On December 31, 2025, before the books were closed, the management and accountants of Tannery Inc. made the following determinations about three depreciable assets:
1. Depreciable asset X was purchased January 4, 2023. The asset's original cost was $114,000, and this amount was entirely expensed in 2023. This particular asset has a 8-year useful life and no salvage value. The straight-line method was chosen for depreciation purposes.
2. Depreciable asset Y was purchased January 2, 2024. It originally cost $540,000 and, for depreciation purposes, the sum-of-the-years' digit method was originally chosen. The asset was originally expected to be useful for 10 years and have a zero salvage value. In 2025, the decision was made to change the depreciation method from sum-of-the-years' digits to straight-line, and the estimates relating to useful life and salvage value remained unchanged.
3. Depreciable asset Z was purchased January 3, 2021. It originally cost $160,000 and, for depreciation purposes, the straight-line method was chosen.
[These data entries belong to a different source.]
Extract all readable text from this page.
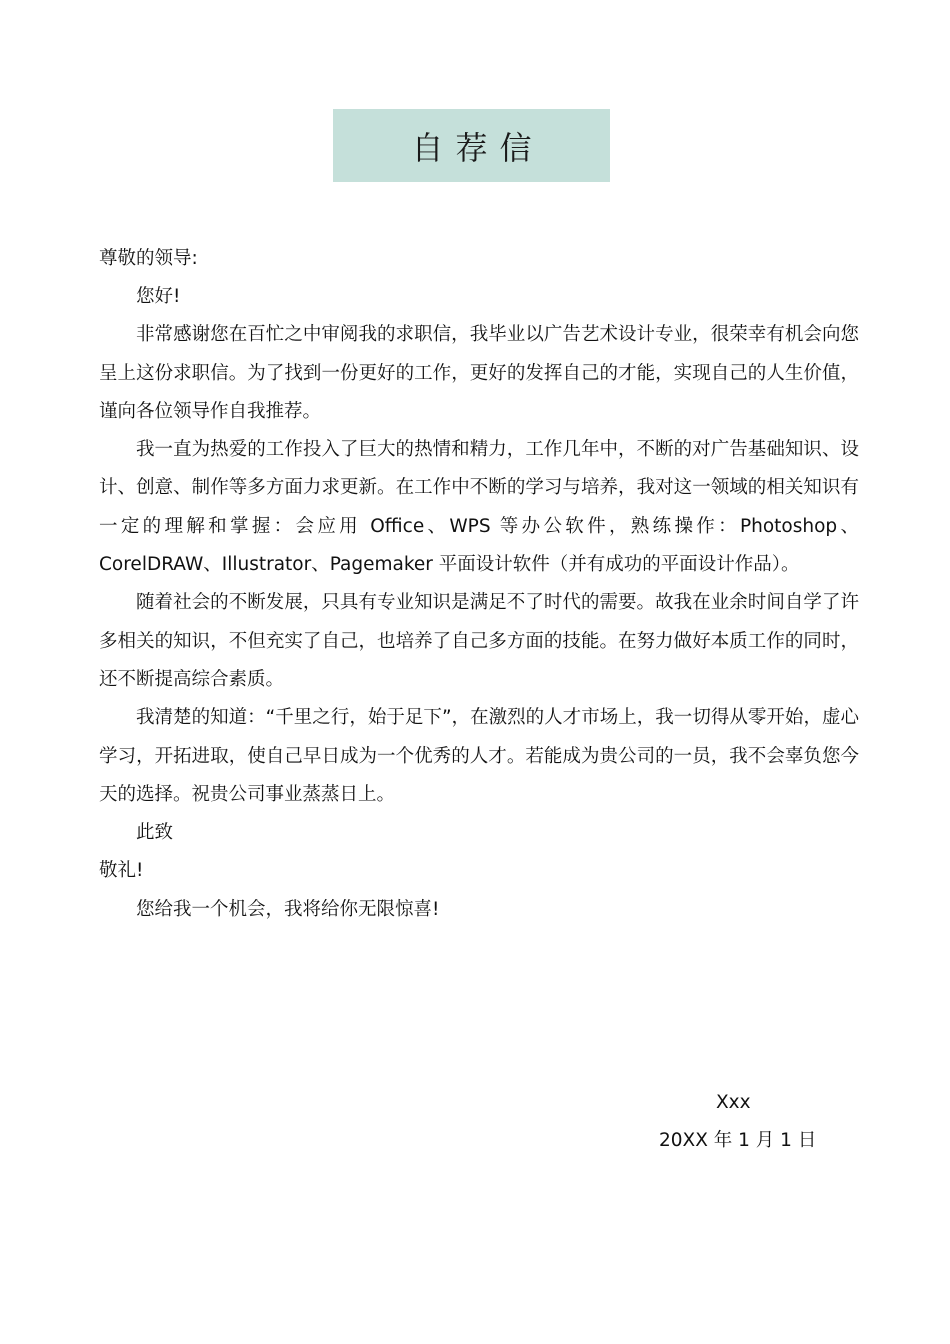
自荐信
尊敬的领导:

您好!

非常感谢您在百忙之中审阅我的求职信，我毕业以广告艺术设计专业，很荣幸有机会向您呈上这份求职信。为了找到一份更好的工作，更好的发挥自己的才能，实现自己的人生价值，谨向各位领导作自我推荐。

我一直为热爱的工作投入了巨大的热情和精力，工作几年中，不断的对广告基础知识、设计、创意、制作等多方面力求更新。在工作中不断的学习与培养，我对这一领域的相关知识有一定的理解和掌握：会应用 Office、WPS 等办公软件，熟练操作：Photoshop、CorelDRAW、Illustrator、Pagemaker 平面设计软件（并有成功的平面设计作品）。

随着社会的不断发展，只具有专业知识是满足不了时代的需要。故我在业余时间自学了许多相关的知识，不但充实了自己，也培养了自己多方面的技能。在努力做好本质工作的同时，还不断提高综合素质。

我清楚的知道：“千里之行，始于足下”，在激烈的人才市场上，我一切得从零开始，虚心学习，开拓进取，使自己早日成为一个优秀的人才。若能成为贵公司的一员，我不会辜负您今天的选择。祝贵公司事业蒸蒸日上。

此致

敬礼!

您给我一个机会，我将给你无限惊喜!

Xxx
20XX 年 1 月 1 日
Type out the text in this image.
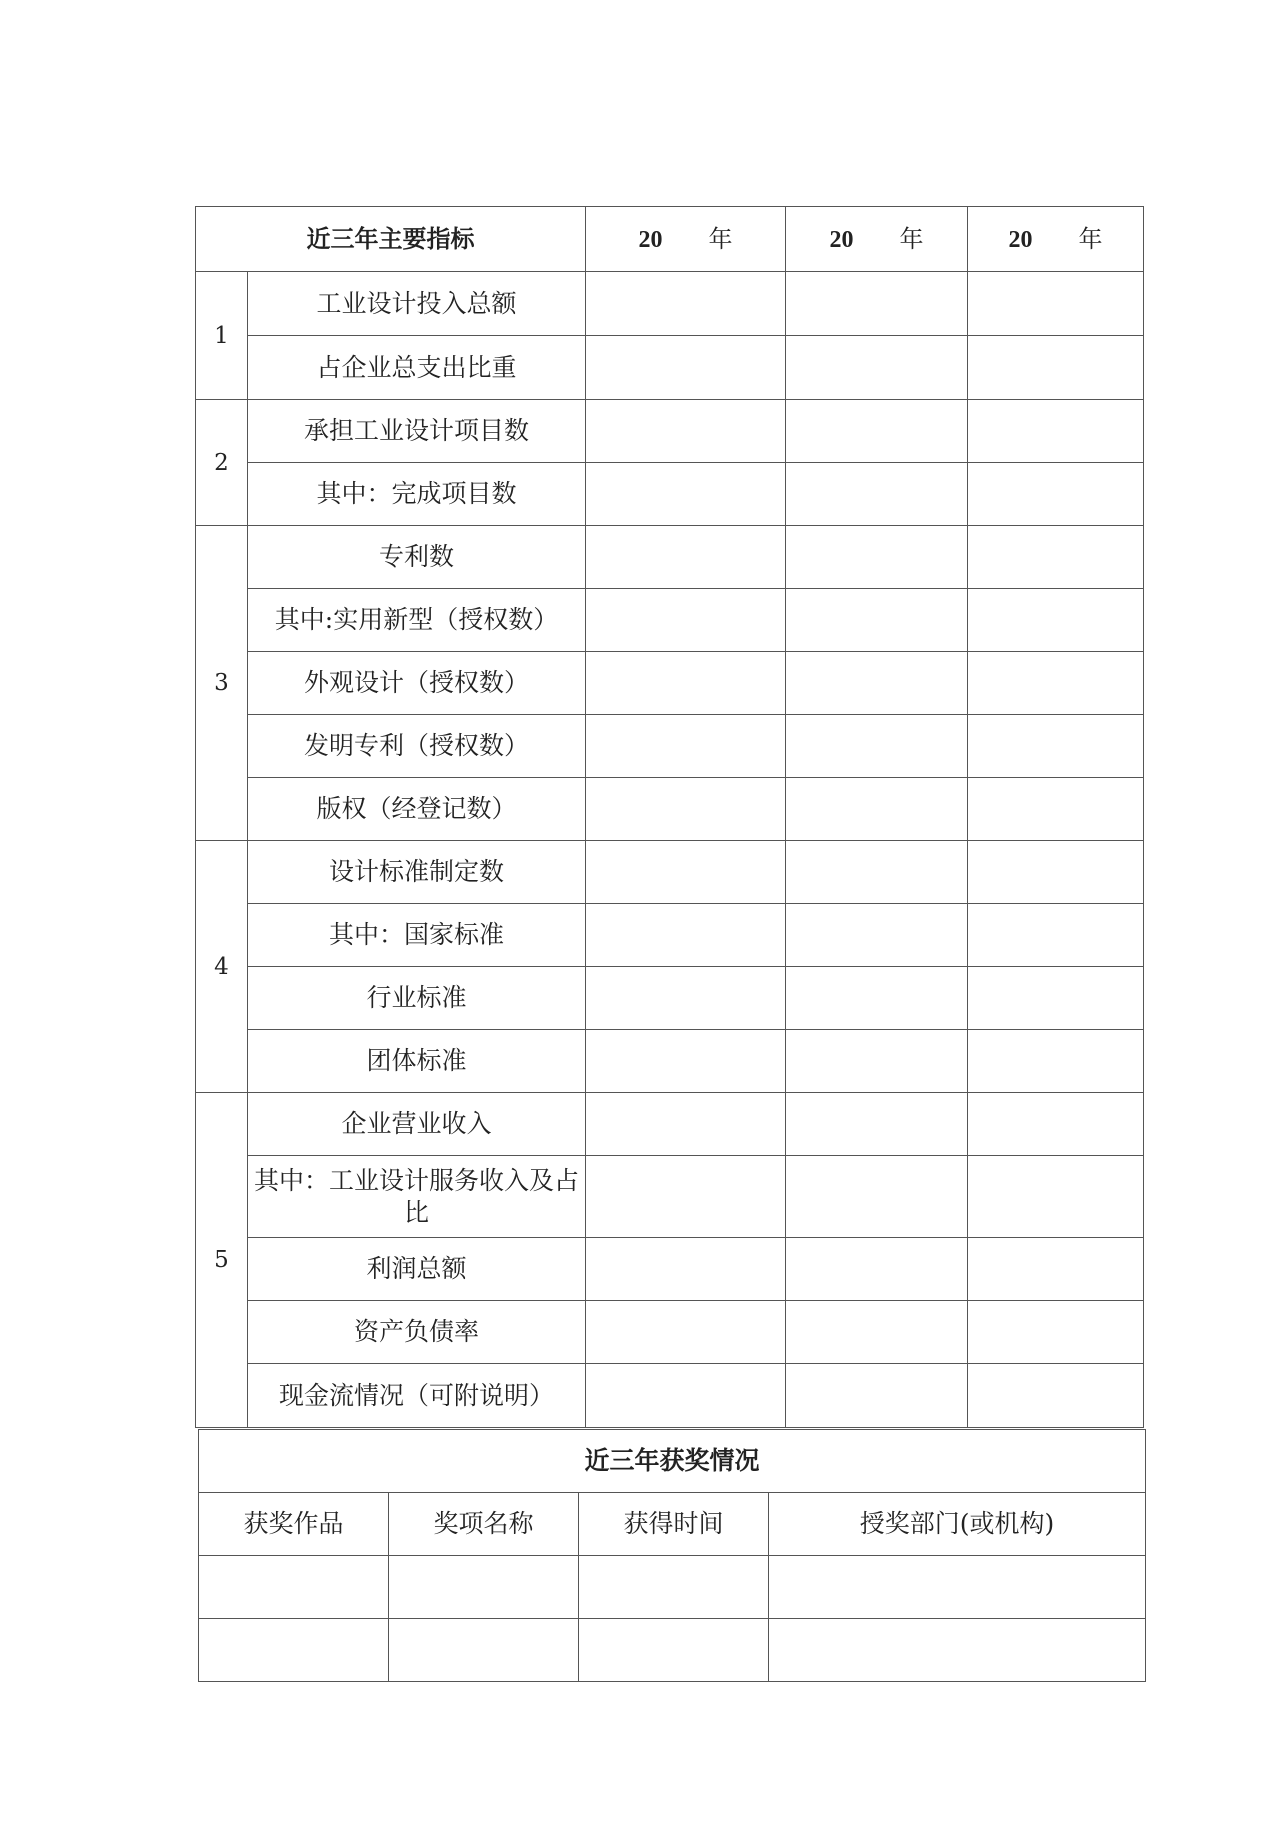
近三年主要指标		20 年	20 年	20 年
1	工业设计投入总额			
	占企业总支出比重			
2	承担工业设计项目数			
	其中：完成项目数			
3	专利数			
	其中:实用新型（授权数）			
	外观设计（授权数）			
	发明专利（授权数）			
	版权（经登记数）			
4	设计标准制定数			
	其中：国家标准			
	行业标准			
	团体标准			
5	企业营业收入			
	其中：工业设计服务收入及占比			
	利润总额			
	资产负债率			
	现金流情况（可附说明）			
近三年获奖情况			
获奖作品	奖项名称	获得时间	授奖部门(或机构)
The asset was originally expected to be useful for 8 years and have a zero salvage value. In 2025, the decision was made to extend the total life of this asset to 10 years and to estimate the salvage value at $5,000.
Additional data:
1. Income in 2025 before depreciation expense amounted to $316,000.
2. Depreciation expense on assets other than X, Y, and Z totaled $41,000 in 2025.
3. Income in 2024 was reported at $298,000.
4. Ignore all income tax effects.
5. 100,000 shares of common stock were outstanding in 2024 and 2025.